Data partitioning / sharding for training

How feasible is it to adjust Rasa for distributed training o train asynchronously by means of data partitioning / sharding? I know TensorFlow has functionality like Parameter servers, but how much would need to be changed (relatively speaking, obviously not looking for an exact amount) for this?

I imagine, for example, Processing Unit A (Unit_a) having data on points A, B, C, D (P_a → P_d), and of course the destination point X (P_x) and Processing Unit B (Unit_b) having data on points E, F, and G (P_e → P_g) and also destination point X (P_x). During one round, Unit_a and Unit_b both locate the most accurate path to P_x.
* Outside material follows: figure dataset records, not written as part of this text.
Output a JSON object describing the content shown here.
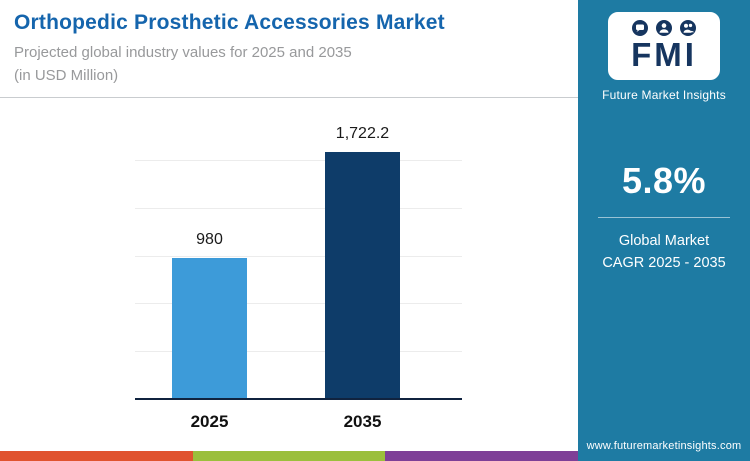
{
  "header": {
    "title": "Orthopedic Prosthetic Accessories Market",
    "subtitle_line1": "Projected global industry values for 2025 and 2035",
    "subtitle_line2": "(in USD Million)"
  },
  "sidebar": {
    "logo_text": "FMI",
    "brand_name": "Future Market Insights",
    "cagr_value": "5.8%",
    "cagr_label_line1": "Global Market",
    "cagr_label_line2": "CAGR 2025 - 2035",
    "website": "www.futuremarketinsights.com"
  },
  "chart_data": {
    "type": "bar",
    "categories": [
      "2025",
      "2035"
    ],
    "values": [
      980,
      1722.2
    ],
    "value_labels": [
      "980",
      "1,722.2"
    ],
    "title": "Orthopedic Prosthetic Accessories Market",
    "subtitle": "Projected global industry values for 2025 and 2035 (in USD Million)",
    "xlabel": "",
    "ylabel": "USD Million",
    "ylim": [
      0,
      2000
    ],
    "grid": true,
    "legend": false
  },
  "colors": {
    "accent_title": "#1565ad",
    "subtitle_gray": "#98999b",
    "panel_bg": "#1e7ba3",
    "logo_navy": "#16355f",
    "bar_2025": "#3d9bd9",
    "bar_2035": "#0e3c69",
    "strip": [
      "#e0532f",
      "#9bbf3b",
      "#7e3f97"
    ]
  }
}
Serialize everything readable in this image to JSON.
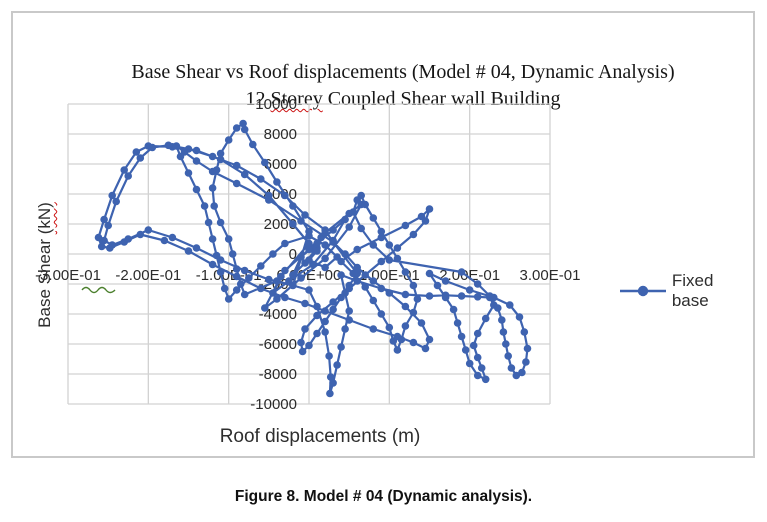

Unit_a finds the most accurate path to be P_a → P_d → P_b → P_c → P_x, and Unit_b find the most accurate path to be P_f → P_e → P_g → P_x. After that round, Unit_a receives the data for points used by Unit_b, and Unit_b receives the data for points used by Unit_a, and another round is performed making the computation with their new datasets. (in multi-node each node would receive the data partition of another node until all dataset swaps have been exhausted). Eventually, the most accurate path (P_d → P_g → P_b → P_e → P_f → P_x) is found and is used.

It seems like this methodology is supported in TensorFlow, but how much change would need to be performed in the codebase of Rasa to take advantage of that? I imagine, it’s not just a simple flip of a switch in a call somewhere to the TF library.